Automatically generating and summarizing open source project documentation for newcomers

Grant number: 15/07399-1
Support type:Scholarships in Brazil - Post-Doctorate
Effective date (Start): July 01, 2015
Effective date (End): January 31, 2016
Field of knowledge:Physical Sciences and Mathematics - Computer Science - Computing Methodologies and Techniques
Cooperation agreement: Coordination of Improvement of Higher Education Personnel (CAPES)
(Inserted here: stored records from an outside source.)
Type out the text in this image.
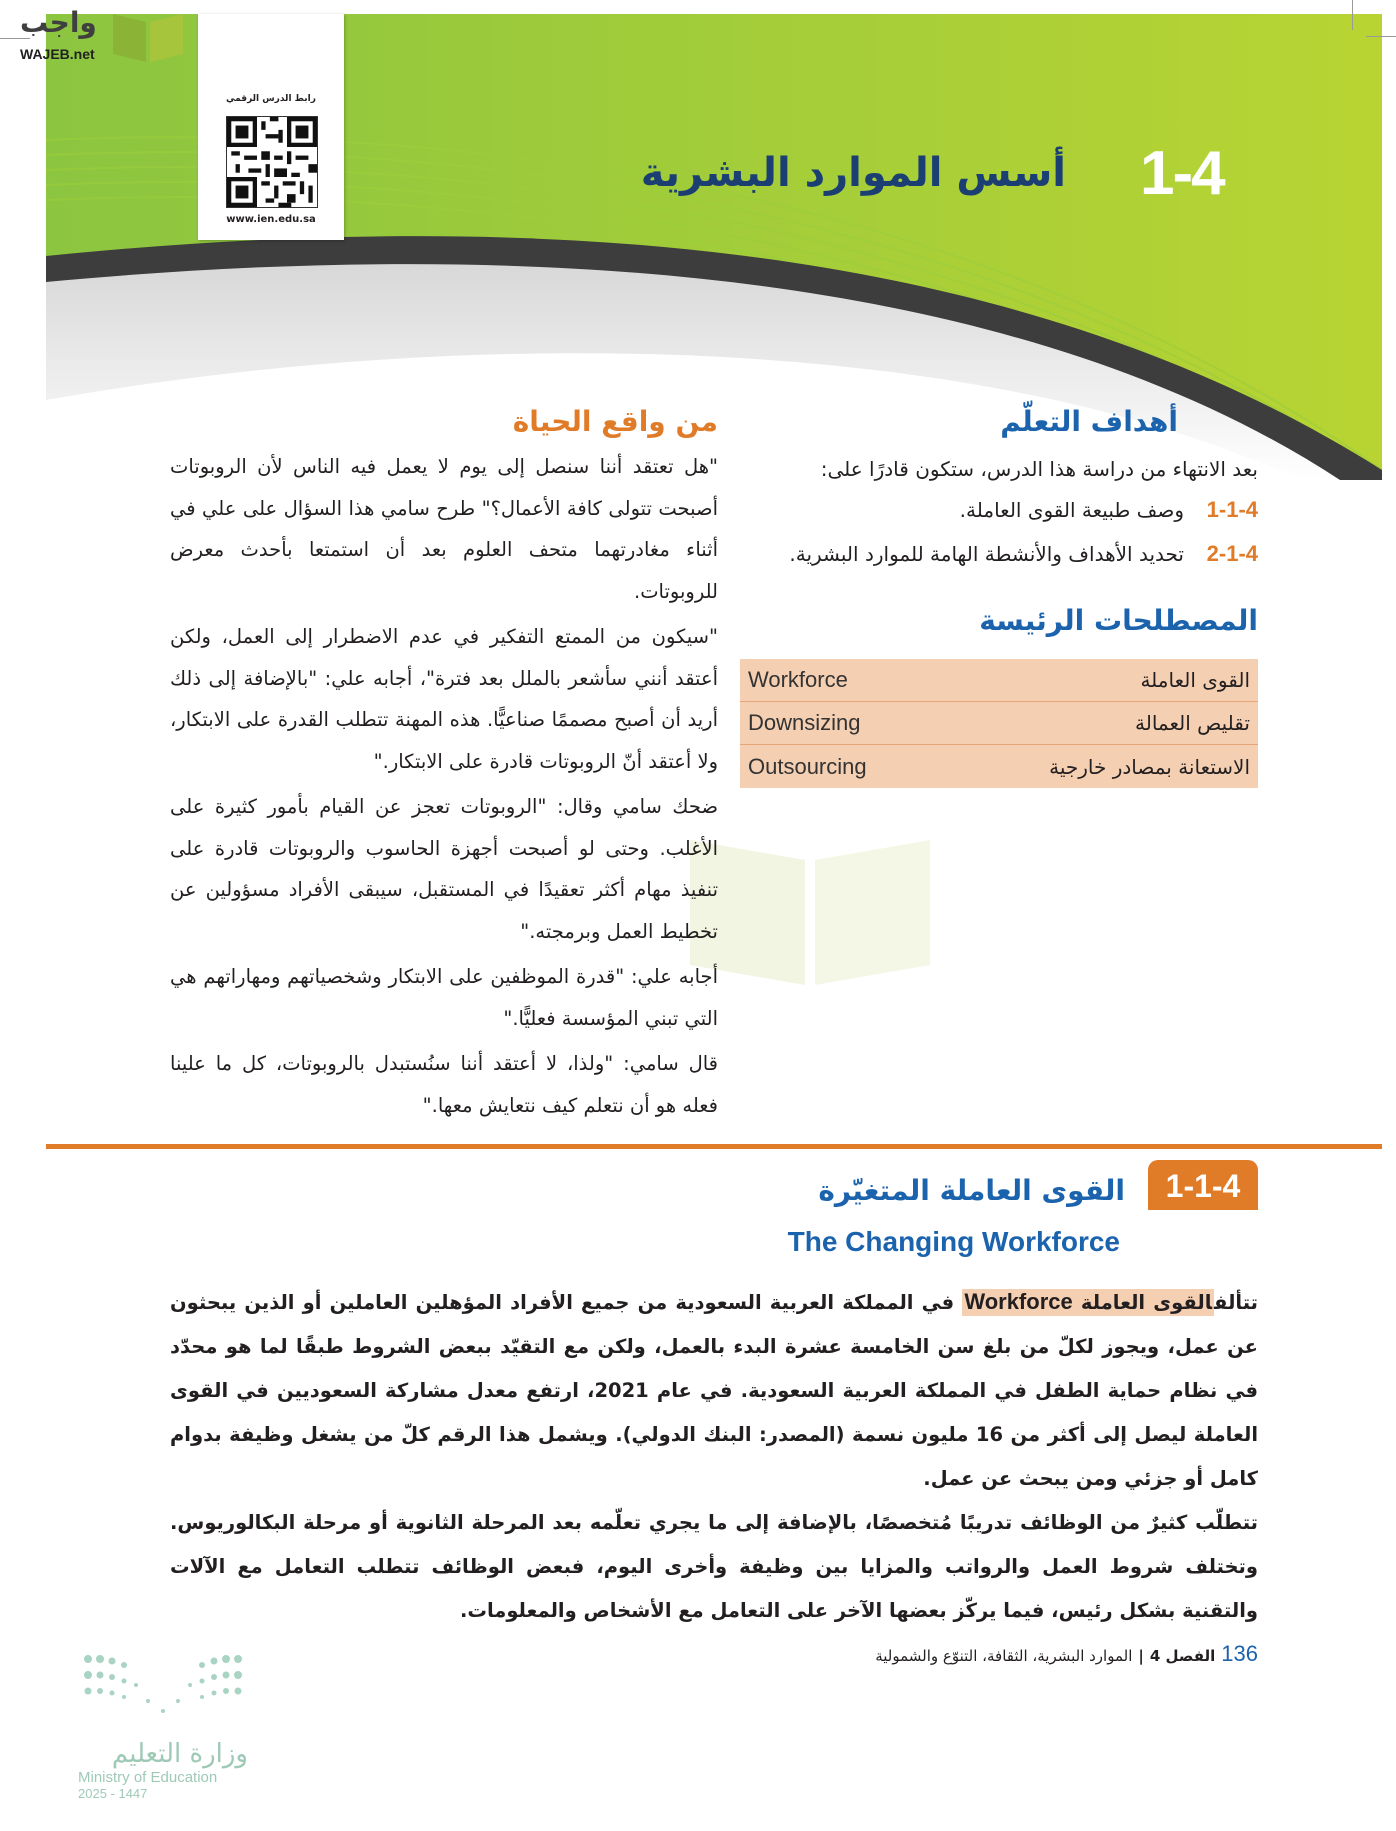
واجب
WAJEB.net
رابط الدرس الرقمي
www.ien.edu.sa
1-4
أسس الموارد البشرية
من واقع الحياة

"هل تعتقد أننا سنصل إلى يوم لا يعمل فيه الناس لأن الروبوتات أصبحت تتولى كافة الأعمال؟" طرح سامي هذا السؤال على علي في أثناء مغادرتهما متحف العلوم بعد أن استمتعا بأحدث معرض للروبوتات.

"سيكون من الممتع التفكير في عدم الاضطرار إلى العمل، ولكن أعتقد أنني سأشعر بالملل بعد فترة"، أجابه علي: "بالإضافة إلى ذلك أريد أن أصبح مصممًا صناعيًّا. هذه المهنة تتطلب القدرة على الابتكار، ولا أعتقد أنّ الروبوتات قادرة على الابتكار."

ضحك سامي وقال: "الروبوتات تعجز عن القيام بأمور كثيرة على الأغلب. وحتى لو أصبحت أجهزة الحاسوب والروبوتات قادرة على تنفيذ مهام أكثر تعقيدًا في المستقبل، سيبقى الأفراد مسؤولين عن تخطيط العمل وبرمجته."

أجابه علي: "قدرة الموظفين على الابتكار وشخصياتهم ومهاراتهم هي التي تبني المؤسسة فعليًّا."

قال سامي: "ولذا، لا أعتقد أننا سنُستبدل بالروبوتات، كل ما علينا فعله هو أن نتعلم كيف نتعايش معها."

أهداف التعلّم
بعد الانتهاء من دراسة هذا الدرس، ستكون قادرًا على:
1-1-4
وصف طبيعة القوى العاملة.
2-1-4
تحديد الأهداف والأنشطة الهامة للموارد البشرية.
المصطلحات الرئيسة
Workforce	القوى العاملة
Downsizing	تقليص العمالة
Outsourcing	الاستعانة بمصادر خارجية
1-1-4
القوى العاملة المتغيّرة
The Changing Workforce

تتألفالقوى العاملة Workforce في المملكة العربية السعودية من جميع الأفراد المؤهلين العاملين أو الذين يبحثون عن عمل، ويجوز لكلّ من بلغ سن الخامسة عشرة البدء بالعمل، ولكن مع التقيّد ببعض الشروط طبقًا لما هو محدّد في نظام حماية الطفل في المملكة العربية السعودية. في عام 2021، ارتفع معدل مشاركة السعوديين في القوى العاملة ليصل إلى أكثر من 16 مليون نسمة (المصدر: البنك الدولي). ويشمل هذا الرقم كلّ من يشغل وظيفة بدوام كامل أو جزئي ومن يبحث عن عمل.

تتطلّب كثيرٌ من الوظائف تدريبًا مُتخصصًا، بالإضافة إلى ما يجري تعلّمه بعد المرحلة الثانوية أو مرحلة البكالوريوس. وتختلف شروط العمل والرواتب والمزايا بين وظيفة وأخرى اليوم، فبعض الوظائف تتطلب التعامل مع الآلات والتقنية بشكل رئيس، فيما يركّز بعضها الآخر على التعامل مع الأشخاص والمعلومات.

وزارة التعليم
Ministry of Education
2025 - 1447
136
الفصل 4
|
الموارد البشرية، الثقافة، التنوّع والشمولية
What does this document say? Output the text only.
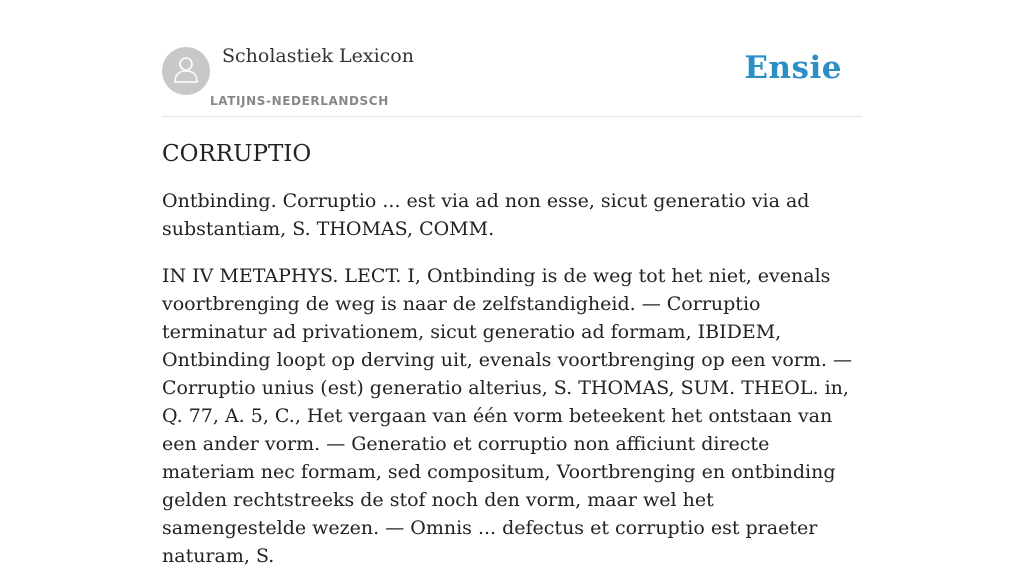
Scholastiek Lexicon
LATIJNS-NEDERLANDSCH
Ensie
CORRUPTIO

Ontbinding. Corruptio ... est via ad non esse, sicut generatio via ad substantiam, S. THOMAS, COMM.

IN IV METAPHYS. LECT. I, Ontbinding is de weg tot het niet, evenals voortbrenging de weg is naar de zelfstandigheid. — Corruptio terminatur ad privationem, sicut generatio ad formam, IBIDEM, Ontbinding loopt op derving uit, evenals voortbrenging op een vorm. — Corruptio unius (est) generatio alterius, S. THOMAS, SUM. THEOL. in, Q. 77, A. 5, C., Het vergaan van één vorm beteekent het ontstaan van een ander vorm. — Generatio et corruptio non afficiunt directe materiam nec formam, sed compositum, Voortbrenging en ontbinding gelden rechtstreeks de stof noch den vorm, maar wel het samengestelde wezen. — Omnis ... defectus et corruptio est praeter naturam, S.
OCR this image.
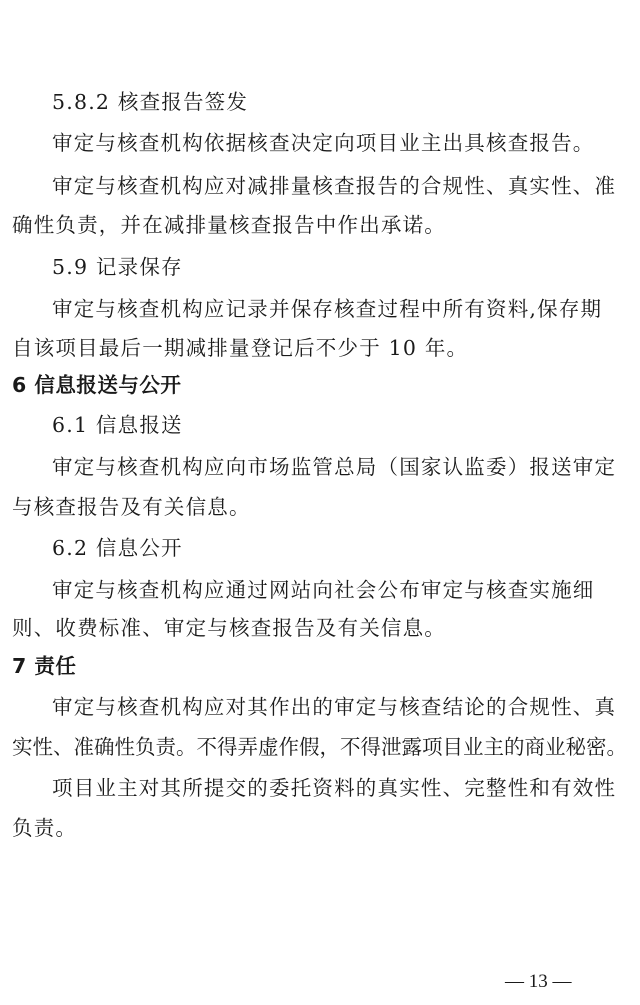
5.8.2 核查报告签发
审定与核查机构依据核查决定向项目业主出具核查报告。
审定与核查机构应对减排量核查报告的合规性、真实性、准
确性负责，并在减排量核查报告中作出承诺。
5.9 记录保存
审定与核查机构应记录并保存核查过程中所有资料,保存期
自该项目最后一期减排量登记后不少于 10 年。
6 信息报送与公开
6.1 信息报送
审定与核查机构应向市场监管总局（国家认监委）报送审定
与核查报告及有关信息。
6.2 信息公开
审定与核查机构应通过网站向社会公布审定与核查实施细
则、收费标准、审定与核查报告及有关信息。
7 责任
审定与核查机构应对其作出的审定与核查结论的合规性、真
实性、准确性负责。不得弄虚作假，不得泄露项目业主的商业秘密。
项目业主对其所提交的委托资料的真实性、完整性和有效性
负责。
— 13 —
Principal Investigator:Marco Aurélio Gerosa
Grantee:Christoph Treude
Home Institution: Instituto de Matemática e Estatística (IME). Universidade de São Paulo (USP). São Paulo , SP, Brazil


Summary: Newcomers to open source projects face many barriers, including unclear documentation, not being able to find a task to start with, and technical hurdles, according to evidences raised by previous research. Many of these challenges can be addressed by producing documentation that is specifically aimed at and customized for newcomers. In this project, we propose techniques to automatically identify, extract, generate, summarize, and present documentation that is relevant to newcomers in open source projects. We will use a variety of existing and novel natural language processing techniques to automatically parse documentation from a wide range of sources for each open source project, including the official documentation on the project's website, its issue tracker, forums, blogs, and the questions and answers website, such as Stack Overflow. We propose to build on existing summarization techniques and to develop novel supervised techniques for the identification of the information that is most relevant to open source project newcomers. Our main contribution will be the design, development, and evaluation of a completely automated documentation generator for open source project newcomers. This approach will lower the barriers for newcomers when attempting to make their first contribution to an open source project, it will make it more likely that newcomers will remain active contributors, and it will ultimately lead to open source projects being more accessible to individuals from outside the projects. The work will also inform academia and industry about what knowledge newcomers in open source projects need, and it will elicit insights into the application of natural language processing techniques to software documentation in English and Portuguese. (AU)